Metro

Former model sues over unwitting appearance in ‘Couples Retreat’

A Manhattan woman has filed a $10 million lawsuit against the makers of the hit movie “Couples Retreat” over her unwitting – and salacious – appearance in the Vince Vaughn flick.

Irina Krupnik “only learned of defendants’ lascivious use of her photo in the film” after it was released in theaters – and was horrified to discover it was being used as a “masturbatory prop” for star Jon Favreau, the makeup artist says in papers filed in Manhattan Supreme Court.

“That photo was taken nearly ten years ago for a modeling job when Ms. Krupnik, a native of the former Soviet Union, was just 21-years-old,” the suit says, and she was unaware that the bikini shot would be used in a “sexual and degrading context” in a big budget Hollywood movie a decade later.

The movie is a comedy about four couples trying to work out their differences at a resort in Bora Bora. In one scene, Krupnik’s picture is shown in a fictitious brochure that Favreau’s “overweight, unhappily married male character” uses “to masturbate while his wife is in the washroom,” the suit says.

Favreau, “playing a character at least twice the age of Ms. Krupnik in the photo, waits until his wife leaves their hotel room before lifting his sleeveless T-shirt over his prominent belly. He then liberally lubricates himself while leering at the image of the youthful Ms. Krupnik on a beach, a scenario apparently intended to be humorous,” the suit says.

Krupnik, however, was not amused to find herself as a fantasy object for Favreau’s “much older, dessicated and overweight character” to “pleasure himself,” the suit says, noting that the scene “would be a crime if Mr. Favreau attempted it on a New York City subway.”

Krupnik, who abandoned modeling years ago and made herself over as a top makeup artist – Vogue Magazine dubbed her the “Brow Queen” in 2004 – found out about her movie debut from “clients and acquaintances who viewed the movie, recognized her and notified her that her picture was being used in this tawdry and shocking context,” the suit says.

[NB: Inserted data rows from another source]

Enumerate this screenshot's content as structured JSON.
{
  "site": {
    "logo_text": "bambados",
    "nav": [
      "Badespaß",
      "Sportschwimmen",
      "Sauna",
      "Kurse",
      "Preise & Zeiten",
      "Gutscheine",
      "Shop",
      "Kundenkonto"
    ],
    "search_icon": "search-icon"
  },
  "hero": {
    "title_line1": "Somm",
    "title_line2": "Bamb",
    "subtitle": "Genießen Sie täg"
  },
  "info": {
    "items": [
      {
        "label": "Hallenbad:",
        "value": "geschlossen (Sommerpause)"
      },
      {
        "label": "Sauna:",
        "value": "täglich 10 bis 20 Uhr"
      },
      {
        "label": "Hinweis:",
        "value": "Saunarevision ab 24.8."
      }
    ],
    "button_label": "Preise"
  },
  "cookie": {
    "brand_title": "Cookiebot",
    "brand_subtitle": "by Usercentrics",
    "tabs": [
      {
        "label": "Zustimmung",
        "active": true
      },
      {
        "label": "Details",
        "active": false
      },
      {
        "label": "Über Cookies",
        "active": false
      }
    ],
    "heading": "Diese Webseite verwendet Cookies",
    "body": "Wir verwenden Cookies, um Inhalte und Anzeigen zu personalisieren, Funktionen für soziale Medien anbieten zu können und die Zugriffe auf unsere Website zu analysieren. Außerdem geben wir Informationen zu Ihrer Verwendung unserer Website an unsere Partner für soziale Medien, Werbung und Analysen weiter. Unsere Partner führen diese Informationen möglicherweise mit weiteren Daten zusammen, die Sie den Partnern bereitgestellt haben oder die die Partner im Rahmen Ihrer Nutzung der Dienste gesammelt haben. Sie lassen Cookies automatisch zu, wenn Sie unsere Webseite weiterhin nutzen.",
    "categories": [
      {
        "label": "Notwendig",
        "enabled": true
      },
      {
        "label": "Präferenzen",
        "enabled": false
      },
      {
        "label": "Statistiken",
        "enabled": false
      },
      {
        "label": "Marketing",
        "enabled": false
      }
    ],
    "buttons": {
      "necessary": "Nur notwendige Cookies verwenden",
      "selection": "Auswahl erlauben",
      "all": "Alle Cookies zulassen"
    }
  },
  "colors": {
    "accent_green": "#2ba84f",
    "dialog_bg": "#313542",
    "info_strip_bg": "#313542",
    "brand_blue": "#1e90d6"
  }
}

Those “clients and acquaintances, and other viewers, reasonably but falsely understood from the publication of Ms. Krupnik’s photograph . . . that is she is the type of person who would agree to having her photograph and likeness used publicly as an object for masturbation,” the suit says.

Krupnik’s lawyer, Tom Mullaney, said Universal Studios, which created and distributed the movie, should have used somebody who wanted to be in the movie.

“Certainly NBC Universal has the resources to do that,” Mullaney said, adding what happened to his client is “just not right.” He acknowledged that his client had signed a general release at the time the picture was taken, but she’d never imagined it would be used in a “quasi-pornographic context.”

The suit charges the company with invading Krupnik’s privacy and defamation, and seeks $10 million in damages for her “great humiliation, embarrassment, emotional distress, shame, ortification and injury to her reputation and career.”

A rep for NBC Universal was not immediately available for comment.